New in v2.4.

How to run the analysis?

In the Analysis menu, choose Interrater reliability analysis..., select the variables that include the raters’ scores, and choose if the mean of the raters’ scores/measurements will be used (Ratings are averaged).

Components of the results

Raw data

  • The number of observed and missing cases are displayed.
  • The raters’ scores/measurements for all cases are displayed in a chart. On the x-axis, the raters/measurements are displayed, and every line is a case.

Sample properties

  • The individual data of the raw data together with the related box plots are displayed.
  • The intraclass correlation (ICC) values (see below) of the sample are shown.

Population properties

  • Assumptions of the inferential methods are checked. If assumptions are not met, then the parameter estimations and the hypothesis tests may be biased.
  • Parameter estimations of the ICC values (see below) are shown.
  • Hypothesis tests showing whether the ICCs differ from zero are displayed.

ICC values

In CogStat, ICC terms follow the suggestion McGraw and Wong (1996).
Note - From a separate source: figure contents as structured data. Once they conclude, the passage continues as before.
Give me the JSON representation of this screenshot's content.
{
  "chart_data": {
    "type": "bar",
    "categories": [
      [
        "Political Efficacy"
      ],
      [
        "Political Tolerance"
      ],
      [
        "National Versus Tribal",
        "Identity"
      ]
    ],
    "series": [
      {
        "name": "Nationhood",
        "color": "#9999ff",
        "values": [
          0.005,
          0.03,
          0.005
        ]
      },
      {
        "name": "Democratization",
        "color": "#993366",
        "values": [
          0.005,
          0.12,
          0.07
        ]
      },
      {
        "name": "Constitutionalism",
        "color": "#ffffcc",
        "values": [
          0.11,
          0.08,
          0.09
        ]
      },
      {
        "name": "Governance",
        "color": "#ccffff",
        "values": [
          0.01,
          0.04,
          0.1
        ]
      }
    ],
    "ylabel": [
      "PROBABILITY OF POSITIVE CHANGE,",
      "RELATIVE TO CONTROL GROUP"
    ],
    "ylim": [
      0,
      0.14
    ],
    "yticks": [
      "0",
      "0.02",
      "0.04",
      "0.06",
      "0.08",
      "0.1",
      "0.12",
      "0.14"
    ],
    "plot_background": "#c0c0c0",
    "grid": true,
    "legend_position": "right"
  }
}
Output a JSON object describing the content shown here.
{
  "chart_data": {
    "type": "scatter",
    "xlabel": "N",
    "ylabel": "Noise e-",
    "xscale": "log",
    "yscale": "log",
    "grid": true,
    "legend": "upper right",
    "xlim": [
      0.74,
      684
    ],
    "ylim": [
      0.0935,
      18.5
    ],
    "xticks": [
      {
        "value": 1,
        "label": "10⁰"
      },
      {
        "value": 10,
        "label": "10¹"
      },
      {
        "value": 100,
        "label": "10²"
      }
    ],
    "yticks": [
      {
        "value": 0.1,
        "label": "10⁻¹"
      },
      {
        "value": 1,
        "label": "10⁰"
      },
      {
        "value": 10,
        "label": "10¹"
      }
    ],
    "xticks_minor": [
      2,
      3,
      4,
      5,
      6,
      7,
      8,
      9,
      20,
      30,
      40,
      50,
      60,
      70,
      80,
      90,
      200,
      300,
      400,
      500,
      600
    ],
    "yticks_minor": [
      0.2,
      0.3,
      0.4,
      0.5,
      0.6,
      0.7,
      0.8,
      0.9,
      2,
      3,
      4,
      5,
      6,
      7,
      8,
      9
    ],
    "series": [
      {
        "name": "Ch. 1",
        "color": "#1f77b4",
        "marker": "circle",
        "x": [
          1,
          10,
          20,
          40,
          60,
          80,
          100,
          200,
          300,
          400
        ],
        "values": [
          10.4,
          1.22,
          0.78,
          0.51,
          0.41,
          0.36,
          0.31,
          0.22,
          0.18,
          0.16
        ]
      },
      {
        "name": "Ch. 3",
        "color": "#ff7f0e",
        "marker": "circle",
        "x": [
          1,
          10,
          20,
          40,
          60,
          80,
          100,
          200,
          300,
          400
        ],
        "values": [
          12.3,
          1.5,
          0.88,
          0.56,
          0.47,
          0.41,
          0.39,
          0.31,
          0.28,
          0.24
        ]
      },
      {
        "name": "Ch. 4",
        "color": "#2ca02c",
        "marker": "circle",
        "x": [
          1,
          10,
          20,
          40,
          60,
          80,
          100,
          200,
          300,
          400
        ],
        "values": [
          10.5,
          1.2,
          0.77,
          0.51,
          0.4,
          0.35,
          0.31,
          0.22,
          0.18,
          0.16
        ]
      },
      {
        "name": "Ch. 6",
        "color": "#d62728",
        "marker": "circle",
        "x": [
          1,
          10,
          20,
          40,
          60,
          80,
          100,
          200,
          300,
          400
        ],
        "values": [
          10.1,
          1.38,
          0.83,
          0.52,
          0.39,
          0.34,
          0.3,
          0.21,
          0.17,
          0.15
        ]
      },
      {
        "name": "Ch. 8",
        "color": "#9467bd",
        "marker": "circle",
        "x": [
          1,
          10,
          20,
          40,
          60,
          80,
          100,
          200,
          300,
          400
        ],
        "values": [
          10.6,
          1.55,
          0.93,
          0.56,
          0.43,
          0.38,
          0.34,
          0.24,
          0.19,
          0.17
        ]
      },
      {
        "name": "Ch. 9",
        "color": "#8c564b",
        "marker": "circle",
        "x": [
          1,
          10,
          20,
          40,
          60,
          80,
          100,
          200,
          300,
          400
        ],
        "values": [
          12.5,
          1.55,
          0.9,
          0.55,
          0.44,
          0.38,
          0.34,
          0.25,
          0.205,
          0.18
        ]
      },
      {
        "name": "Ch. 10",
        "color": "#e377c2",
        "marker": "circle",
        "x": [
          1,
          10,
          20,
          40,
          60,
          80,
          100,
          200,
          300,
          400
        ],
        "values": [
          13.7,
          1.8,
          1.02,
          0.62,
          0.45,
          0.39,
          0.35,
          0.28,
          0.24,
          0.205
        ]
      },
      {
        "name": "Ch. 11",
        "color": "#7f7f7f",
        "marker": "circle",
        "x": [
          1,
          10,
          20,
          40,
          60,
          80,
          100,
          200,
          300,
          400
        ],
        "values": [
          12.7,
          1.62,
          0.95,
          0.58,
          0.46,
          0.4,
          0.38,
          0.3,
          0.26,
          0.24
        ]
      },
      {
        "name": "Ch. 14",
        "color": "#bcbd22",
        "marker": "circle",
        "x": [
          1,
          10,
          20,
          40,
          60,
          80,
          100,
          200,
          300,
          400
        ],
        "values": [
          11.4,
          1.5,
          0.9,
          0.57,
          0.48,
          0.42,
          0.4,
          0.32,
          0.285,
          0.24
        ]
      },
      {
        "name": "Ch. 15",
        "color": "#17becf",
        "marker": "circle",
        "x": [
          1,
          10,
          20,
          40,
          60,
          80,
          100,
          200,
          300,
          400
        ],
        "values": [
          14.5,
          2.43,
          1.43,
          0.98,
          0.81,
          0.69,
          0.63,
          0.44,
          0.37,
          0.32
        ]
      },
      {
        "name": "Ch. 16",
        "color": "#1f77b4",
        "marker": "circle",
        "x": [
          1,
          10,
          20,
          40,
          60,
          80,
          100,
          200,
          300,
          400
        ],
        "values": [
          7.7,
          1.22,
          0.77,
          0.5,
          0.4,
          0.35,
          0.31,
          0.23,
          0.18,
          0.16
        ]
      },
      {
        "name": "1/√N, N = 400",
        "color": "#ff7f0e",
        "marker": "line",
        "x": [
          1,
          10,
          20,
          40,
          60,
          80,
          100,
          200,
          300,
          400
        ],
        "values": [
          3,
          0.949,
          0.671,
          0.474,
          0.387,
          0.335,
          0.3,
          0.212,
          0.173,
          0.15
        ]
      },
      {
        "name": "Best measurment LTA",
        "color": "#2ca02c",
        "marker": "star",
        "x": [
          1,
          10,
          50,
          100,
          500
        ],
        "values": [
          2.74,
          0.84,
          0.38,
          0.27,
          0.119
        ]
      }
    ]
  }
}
See the meaning of these indexes in the table below.

In some other packages, and in many papers, the terms of Shrout and Fleiss (1979) are used. It is recommended to use the McGraw and Wong (1996) terms. Still, for having CogStat results comparable with other packages, the table below displays the related Shrout and Fleiss (1979) terms.

McGraw and Wong (1996) terms Description of the index Shrout and Fleiss (1979) terms
ICC(1) No role for the raters/measurements.
Single rater/measurement.
ICC(A,1) Absolute agreement between raters/measurements.
Single rater/measurement.
ICC(C,1) Consistency (relative agreement) between raters/measurements.
Single rater/measurement.
ICC(k) No role for the raters/measurements.
Ratings/measurements averaged.
ICC(A,k) Absolute agreement between raters/measurements.
Ratings/measurements averaged.
ICC(C,k) Consistency (relative agreement) between raters/measurements.
Ratings/measurements averaged.
(Cronbach’s alpha)

While, in some other software packages, the user chooses the assumed variances of raters/measurements, CogStat follows a different logic.

  • Instead of relying on the often unjustifiable variance assumptions, CogStat relies on the McGraw and Wong (1996) terms, and ICC indexes are interpreted as different properties of the ratings/measurements.
  • CogStat follows the strategy proposed by Liljequist et al. (2019): All the three ICC indexes are calculated. If the index assuming no role of raters/measurements and the C/A indexes do not differ, then the raters/measurements have no role, and the ICC(1)/(k) index can be reported. If the indexes differ, then ICC(1)/(k) index makes no sense, and both the C and the A indexes should be reported (they are sensitive to different properties of the ratings).

See also

See also the similar analysis of the internal consistency reliability analysis and all the reliability analyses that are supported by CogStat.


Liljequist, D., Elfving, B., & Roaldsen, K. S. (2019). Intraclass correlation – A discussion and demonstration of basic features. PLOS ONE, 14(7), e0219854.

McGraw, K. O., & Wong, S. P. (1996). Forming inferences about some intraclass correlation coefficients. Psychological Methods, 1, 30–46.

Shrout, P. E., & Fleiss, J. L. (1979). Intraclass correlations: Uses in assessing rater reliability. Psychological Bulletin, 86, 420–428.